Messias’ Sept. 13 lunchtime lecture, which followed Day of Empire, a book by Yale Law School Professor Amy Chua, was the second in a series of events hosted by the UAMS Center for Diversity Affairs during September to highlight UAMS Diversity Month.
He walked an audience of UAMS faculty, staff and students through five of the most notable empires in world history— Persia, Rome, the Tang Dynasty in China, Mongol and Britain — and explained how diversity, tolerance and intolerance impacted them.
Open-minded and inclusive practices were evident during each of the empire’s ascension, said Messias, while narrow-mindedness and discrimination were prevalent during their decline.
There were the tenants of religious freedom and slavery abolition under Cyrus II of Persia, the expansion of citizenship under Claudius in Rome, and multiethnic battalions under Genghis Khan in the Mongolian empire, said Messias.
But, these empires inevitably met their doom as tolerance faded and gave way to prejudices and injustice, such as religious intolerance in the vast Mongol Empire or in Persia where Xerxes II’s policies mirrored nativism.
He highlighted other failed world powers that never rose to the highest level of prominence because of intolerance, including Spain’s actions toward Jews and Muslims in the late 15th century and the Holocaust in Nazi Germany in the 20th century.

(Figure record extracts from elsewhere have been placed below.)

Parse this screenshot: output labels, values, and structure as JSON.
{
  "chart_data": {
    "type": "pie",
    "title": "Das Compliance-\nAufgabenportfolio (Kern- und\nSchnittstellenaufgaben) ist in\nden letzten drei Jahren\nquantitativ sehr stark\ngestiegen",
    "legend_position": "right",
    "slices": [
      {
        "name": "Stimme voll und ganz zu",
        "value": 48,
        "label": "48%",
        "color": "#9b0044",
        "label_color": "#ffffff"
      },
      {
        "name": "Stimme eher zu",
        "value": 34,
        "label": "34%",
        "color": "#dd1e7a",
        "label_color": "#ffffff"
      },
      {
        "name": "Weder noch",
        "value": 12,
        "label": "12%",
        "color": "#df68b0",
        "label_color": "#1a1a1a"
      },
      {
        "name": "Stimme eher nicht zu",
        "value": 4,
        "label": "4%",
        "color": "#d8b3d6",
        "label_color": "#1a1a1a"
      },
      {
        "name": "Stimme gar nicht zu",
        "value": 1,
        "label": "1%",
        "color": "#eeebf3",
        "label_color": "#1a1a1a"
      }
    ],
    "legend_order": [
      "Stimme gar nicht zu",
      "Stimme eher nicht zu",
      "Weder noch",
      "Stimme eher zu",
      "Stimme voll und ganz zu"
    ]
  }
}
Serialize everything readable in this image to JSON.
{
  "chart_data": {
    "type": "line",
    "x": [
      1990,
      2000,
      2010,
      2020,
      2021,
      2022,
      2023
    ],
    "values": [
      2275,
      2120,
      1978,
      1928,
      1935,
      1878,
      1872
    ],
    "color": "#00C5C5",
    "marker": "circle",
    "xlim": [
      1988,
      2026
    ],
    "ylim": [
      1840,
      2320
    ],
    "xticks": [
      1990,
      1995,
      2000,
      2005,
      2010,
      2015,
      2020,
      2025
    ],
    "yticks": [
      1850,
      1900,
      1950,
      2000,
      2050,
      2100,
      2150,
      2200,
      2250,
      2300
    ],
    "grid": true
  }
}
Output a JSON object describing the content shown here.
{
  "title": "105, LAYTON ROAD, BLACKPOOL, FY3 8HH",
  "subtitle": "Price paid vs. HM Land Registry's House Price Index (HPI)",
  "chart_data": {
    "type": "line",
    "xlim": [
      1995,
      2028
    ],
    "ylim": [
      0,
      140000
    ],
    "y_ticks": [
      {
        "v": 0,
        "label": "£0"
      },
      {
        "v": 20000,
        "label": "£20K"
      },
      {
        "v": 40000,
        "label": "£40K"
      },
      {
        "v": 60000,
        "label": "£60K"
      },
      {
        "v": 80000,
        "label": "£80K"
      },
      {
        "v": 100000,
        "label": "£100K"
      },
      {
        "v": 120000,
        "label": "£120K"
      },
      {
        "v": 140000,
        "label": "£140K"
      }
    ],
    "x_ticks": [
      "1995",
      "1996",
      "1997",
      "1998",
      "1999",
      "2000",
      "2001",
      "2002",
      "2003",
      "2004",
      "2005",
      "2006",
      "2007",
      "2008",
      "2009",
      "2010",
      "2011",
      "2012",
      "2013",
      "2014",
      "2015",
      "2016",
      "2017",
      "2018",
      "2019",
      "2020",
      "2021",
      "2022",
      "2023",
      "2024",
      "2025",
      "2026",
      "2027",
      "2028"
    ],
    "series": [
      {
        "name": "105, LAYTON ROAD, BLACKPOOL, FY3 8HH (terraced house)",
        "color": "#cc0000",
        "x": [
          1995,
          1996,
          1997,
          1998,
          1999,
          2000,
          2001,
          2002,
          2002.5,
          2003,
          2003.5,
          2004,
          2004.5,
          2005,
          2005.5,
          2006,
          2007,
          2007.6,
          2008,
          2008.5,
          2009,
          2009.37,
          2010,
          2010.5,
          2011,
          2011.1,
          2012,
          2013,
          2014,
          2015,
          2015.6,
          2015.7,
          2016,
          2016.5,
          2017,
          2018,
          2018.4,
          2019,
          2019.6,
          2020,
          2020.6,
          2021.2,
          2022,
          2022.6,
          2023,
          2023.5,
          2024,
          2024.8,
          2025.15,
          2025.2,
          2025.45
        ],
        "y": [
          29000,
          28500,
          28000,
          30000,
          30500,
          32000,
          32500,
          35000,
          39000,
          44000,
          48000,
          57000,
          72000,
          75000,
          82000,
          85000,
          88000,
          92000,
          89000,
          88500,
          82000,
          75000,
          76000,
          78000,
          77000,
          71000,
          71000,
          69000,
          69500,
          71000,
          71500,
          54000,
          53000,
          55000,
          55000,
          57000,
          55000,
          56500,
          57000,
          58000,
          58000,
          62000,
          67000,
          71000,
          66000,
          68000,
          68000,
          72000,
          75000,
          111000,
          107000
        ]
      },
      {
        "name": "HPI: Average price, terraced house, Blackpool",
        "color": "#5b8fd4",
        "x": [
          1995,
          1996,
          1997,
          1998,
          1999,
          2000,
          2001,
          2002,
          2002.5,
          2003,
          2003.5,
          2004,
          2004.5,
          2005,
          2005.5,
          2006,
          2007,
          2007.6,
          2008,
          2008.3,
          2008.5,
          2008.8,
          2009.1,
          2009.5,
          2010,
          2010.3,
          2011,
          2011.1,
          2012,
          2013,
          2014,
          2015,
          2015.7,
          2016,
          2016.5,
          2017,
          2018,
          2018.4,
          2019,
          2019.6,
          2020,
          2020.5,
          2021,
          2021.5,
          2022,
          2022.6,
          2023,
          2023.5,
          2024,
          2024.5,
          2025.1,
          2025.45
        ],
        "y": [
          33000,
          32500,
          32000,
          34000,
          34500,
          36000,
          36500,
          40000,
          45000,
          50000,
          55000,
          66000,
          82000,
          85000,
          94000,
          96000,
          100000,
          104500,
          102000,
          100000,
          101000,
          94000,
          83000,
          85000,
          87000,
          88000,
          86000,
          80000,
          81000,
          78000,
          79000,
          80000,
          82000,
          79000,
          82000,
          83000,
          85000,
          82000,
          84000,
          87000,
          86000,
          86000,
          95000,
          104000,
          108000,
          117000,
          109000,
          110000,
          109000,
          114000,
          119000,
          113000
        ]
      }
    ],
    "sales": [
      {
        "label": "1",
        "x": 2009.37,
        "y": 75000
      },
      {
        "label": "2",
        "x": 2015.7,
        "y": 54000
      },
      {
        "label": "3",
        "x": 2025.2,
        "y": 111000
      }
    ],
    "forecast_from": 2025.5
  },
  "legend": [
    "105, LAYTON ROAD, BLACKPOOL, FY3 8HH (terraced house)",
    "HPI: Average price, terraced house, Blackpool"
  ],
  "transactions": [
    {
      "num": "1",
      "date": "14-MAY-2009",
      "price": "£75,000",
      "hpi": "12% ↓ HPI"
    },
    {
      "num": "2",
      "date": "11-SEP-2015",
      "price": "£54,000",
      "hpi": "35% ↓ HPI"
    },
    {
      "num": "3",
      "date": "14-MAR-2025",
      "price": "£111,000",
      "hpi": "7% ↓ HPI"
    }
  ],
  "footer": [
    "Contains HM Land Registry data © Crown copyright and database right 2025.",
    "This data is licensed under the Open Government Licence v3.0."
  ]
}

“These are examples of how intolerance takes you down, intolerance makes you weak,” said Messias. “Intolerance, in the end, will defeat you.”
With the past as a reminder and guide, Messias said America had the opportunity to learn from past world powers.
“We face a choice of being isolationist and nativist and building walls,” said Messias. “Or, we can become truly plural, tolerant and diverse.”
To accomplish the latter, Messias said, it will take action, which is especially relevant in a democracy.
“We should never fall into the trap of believing that history is progressive, that history is going to progress to better and better places,” he said. “I think history will progress to better places if we do the right thing.”